La « valeur travail » est aujourd’hui l’objet de débats : en témoignent par exemple, la député écologiste Sandrine Rousseau citant Le droit à la paresse de Paul Lafargue et la vive réponse du secrétaire du PCF, Fabien Roussel, défendant avec vivacité la nécessité du bien-être au travail ?! La gauche est unie dans cette défense et considère, à l’instar de François Ruffin, que le « mal-travail » [1] (cadences, charges physiques, stress, accidents, etc.) est un fléau qui empêche l’épanouissement au travail et qui pourrait se résoudre en « faisant entrer la démocratie dans l’entreprise » et propose la « participation pour un tiers des salarié-es dans les conseils d’administration ». Ce sont, à mon avis, de vieilles lunes que la gauche institutionnelle répète depuis des décennies sans, bien sûr, que le patronat y accède ou bien de manière tronquée : les conseils d’atelier à l’époque des lois Auroux de 1983 ou la participation de quelques élus syndicaux sans aucun pouvoir dans les conseils d’administration noyés au milieu des techniciens, cadres et agents patronaux (cf. l’exemple de la Régie Renault de 1945 à 1992) ont montré l’inanité de ces propositions. Ces utopies largement irréalistes valorisent une valeur travail mythifiée : « une fierté du travail, une volonté d’accomplir une mission avec des Français qui ont le cœur à l’ouvrage » déclare avec emphase François Ruffin. C’est faire peu de cas de la réalité du travail en système capitaliste, où l’individu est broyé par un système qui lui est étranger. Certes, des travailleurs et travailleuses peuvent s’épanouir dans leur travail même avec des conditions difficiles. Mais pour l’immense majorité, le travail est une nécessité économique et pas davantage.
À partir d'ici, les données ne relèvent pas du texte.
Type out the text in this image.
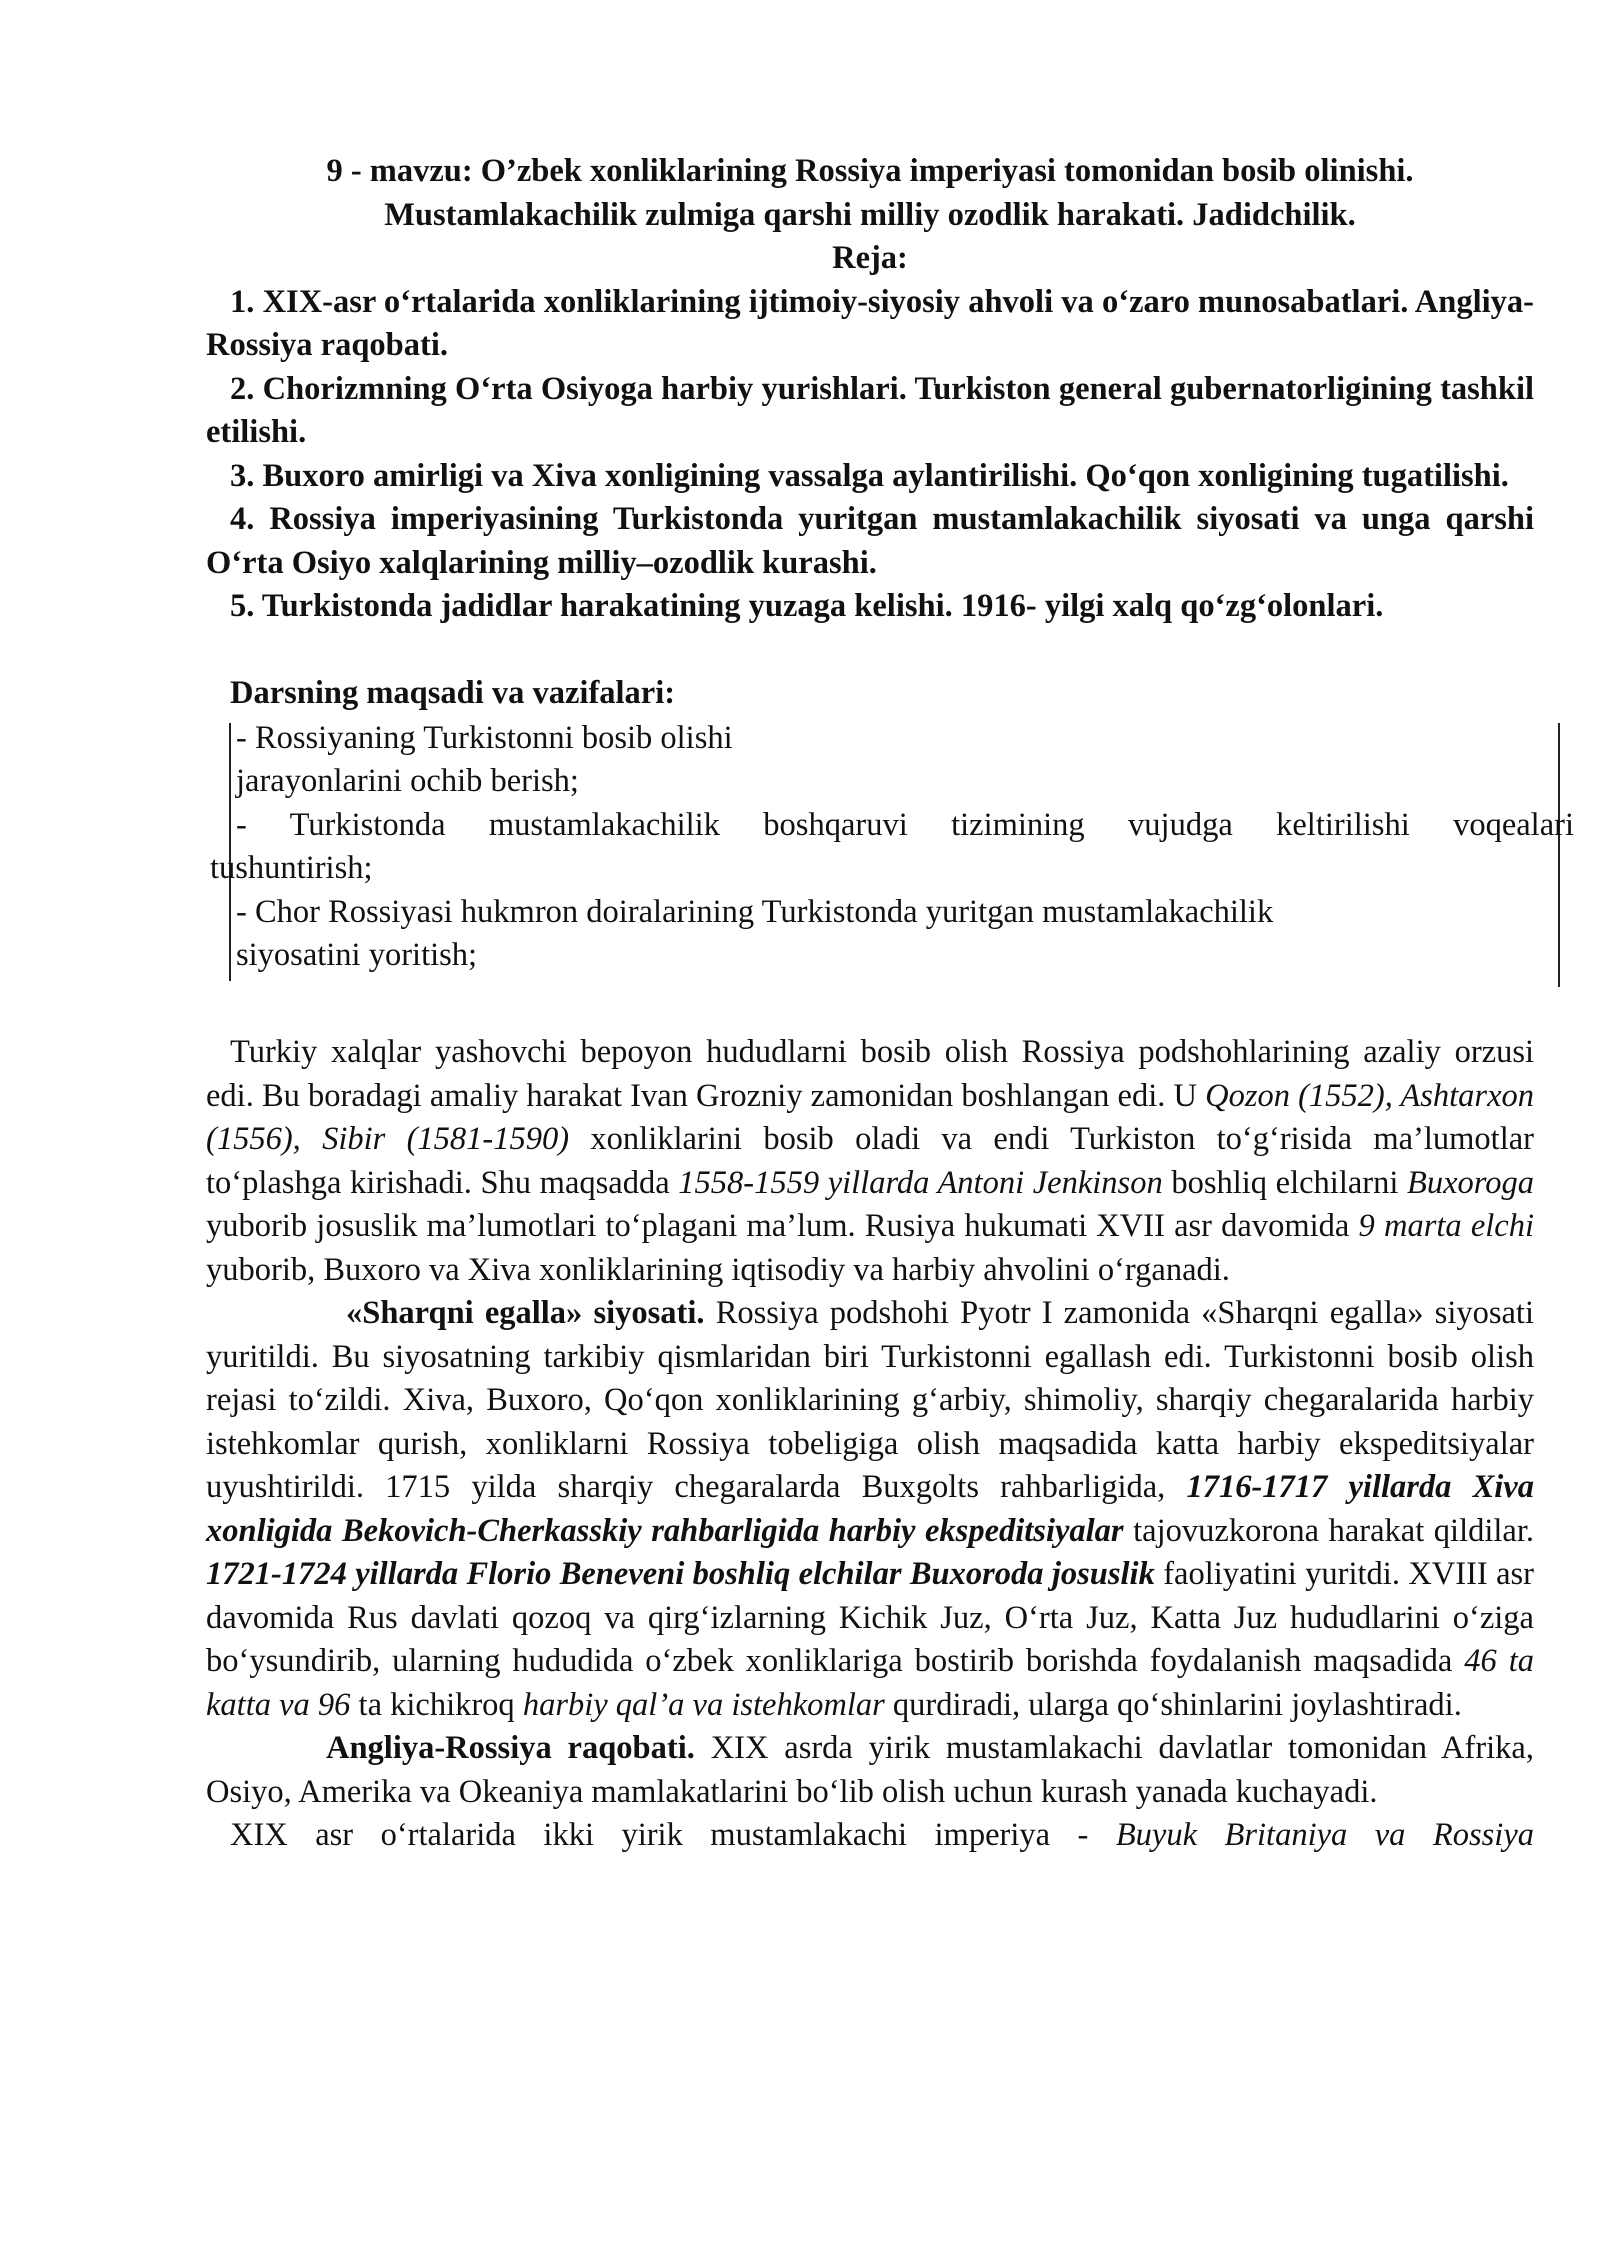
9 - mavzu: O’zbek xonliklarining Rossiya imperiyasi tomonidan bosib olinishi.
Mustamlakachilik zulmiga qarshi milliy ozodlik harakati. Jadidchilik.
Reja:

1. XIX-asr o‘rtalarida xonliklarining ijtimoiy-siyosiy ahvoli va o‘zaro munosabatlari. Angliya-Rossiya raqobati.

2. Chorizmning O‘rta Osiyoga harbiy yurishlari. Turkiston general gubernatorligining tashkil etilishi.

3. Buxoro amirligi va Xiva xonligining vassalga aylantirilishi. Qo‘qon xonligining tugatilishi.

4. Rossiya imperiyasining Turkistonda yuritgan mustamlakachilik siyosati va unga qarshi O‘rta Osiyo xalqlarining milliy–ozodlik kurashi.

5. Turkistonda jadidlar harakatining yuzaga kelishi. 1916- yilgi xalq qo‘zg‘olonlari.

Darsning maqsadi va vazifalari:
- Rossiyaning Turkistonni bosib olishi
jarayonlarini ochib berish;
- Turkistonda mustamlakachilik boshqaruvi tizimining vujudga keltirilishi voqealari
tushuntirish;
- Chor Rossiyasi hukmron doiralarining Turkistonda yuritgan mustamlakachilik
siyosatini yoritish;

Turkiy xalqlar yashovchi bepoyon hududlarni bosib olish Rossiya podshohlarining azaliy orzusi edi. Bu boradagi amaliy harakat Ivan Grozniy zamonidan boshlangan edi. U Qozon (1552), Ashtarxon (1556), Sibir (1581-1590) xonliklarini bosib oladi va endi Turkiston to‘g‘risida ma’lumotlar to‘plashga kirishadi. Shu maqsadda 1558-1559 yillarda Antoni Jenkinson boshliq elchilarni Buxoroga yuborib josuslik ma’lumotlari to‘plagani ma’lum. Rusiya hukumati XVII asr davomida 9 marta elchi yuborib, Buxoro va Xiva xonliklarining iqtisodiy va harbiy ahvolini o‘rganadi.

«Sharqni egalla» siyosati. Rossiya podshohi Pyotr I zamonida «Sharqni egalla» siyosati yuritildi. Bu siyosatning tarkibiy qismlaridan biri Turkistonni egallash edi. Turkistonni bosib olish rejasi to‘zildi. Xiva, Buxoro, Qo‘qon xonliklarining g‘arbiy, shimoliy, sharqiy chegaralarida harbiy istehkomlar qurish, xonliklarni Rossiya tobeligiga olish maqsadida katta harbiy ekspeditsiyalar uyushtirildi. 1715 yilda sharqiy chegaralarda Buxgolts rahbarligida, 1716-1717 yillarda Xiva xonligida Bekovich-Cherkasskiy rahbarligida harbiy ekspeditsiyalar tajovuzkorona harakat qildilar. 1721-1724 yillarda Florio Beneveni boshliq elchilar Buxoroda josuslik faoliyatini yuritdi. XVIII asr davomida Rus davlati qozoq va qirg‘izlarning Kichik Juz, O‘rta Juz, Katta Juz hududlarini o‘ziga bo‘ysundirib, ularning hududida o‘zbek xonliklariga bostirib borishda foydalanish maqsadida 46 ta katta va 96 ta kichikroq harbiy qal’a va istehkomlar qurdiradi, ularga qo‘shinlarini joylashtiradi.

Angliya-Rossiya raqobati. XIX asrda yirik mustamlakachi davlatlar tomonidan Afrika, Osiyo, Amerika va Okeaniya mamlakatlarini bo‘lib olish uchun kurash yanada kuchayadi.

XIX asr o‘rtalarida ikki yirik mustamlakachi imperiya - Buyuk Britaniya va Rossiya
Le texte qui suit ne développe pas les quelques lignes qui précèdent mais montre que pour échapper au travail parcellisé, souvent imbécile, et qui empêche toute initiative, des contournements sont possibles, à l’exemple de la perruque qui permet à des travailleurs et des travailleuses, le plus souvent qualifié∙es (mais pas seulement) de retrouver un processus créatif. La créativité est une nécessité humaine, tant pour le chercheur qui travaille sur l’intelligence artificielle que pour l’artiste dans son atelier ou, plus prosaïquement, l’ouvrier ou l’ouvrière qui perruque pour s’abstraire d’un travail répétitif ou bien encore, plus simplement, la ménagère fière d’avoir réussi un clafoutis pour sa famille !
Il est clair que la perruque est condamnée par le patronat, strictement interdite dans les règlements et, c’est là son ambiguïté, parfois (souvent ?) tolérée. Toute recension exhaustive de ce phénomène est, par nature, impossible pour une pratique cachée ; nous donnions en 2018 [2] des exemples de sanctions allant jusqu’au licenciement ; quant au patronat, il ne souhaite pas mettre en valeur une pratique qu’il réprouve mais ne peut empêcher. Les syndicalistes, globalement, restent muets sur un usage qui, pour la plupart d’entre eux et elles, relève de l’individualisme et met en danger les militants et militantes. Dans des périodes spécifiques, ils/elles la dénonçaient comme facteur de désorganisation de la production.


Le trusquin perruqué de Louisa Boumrar. (Coll. Robert Kosmann]
Le trusquin perruqué de Louisa Boumrar. (Coll. Robert Kosmann]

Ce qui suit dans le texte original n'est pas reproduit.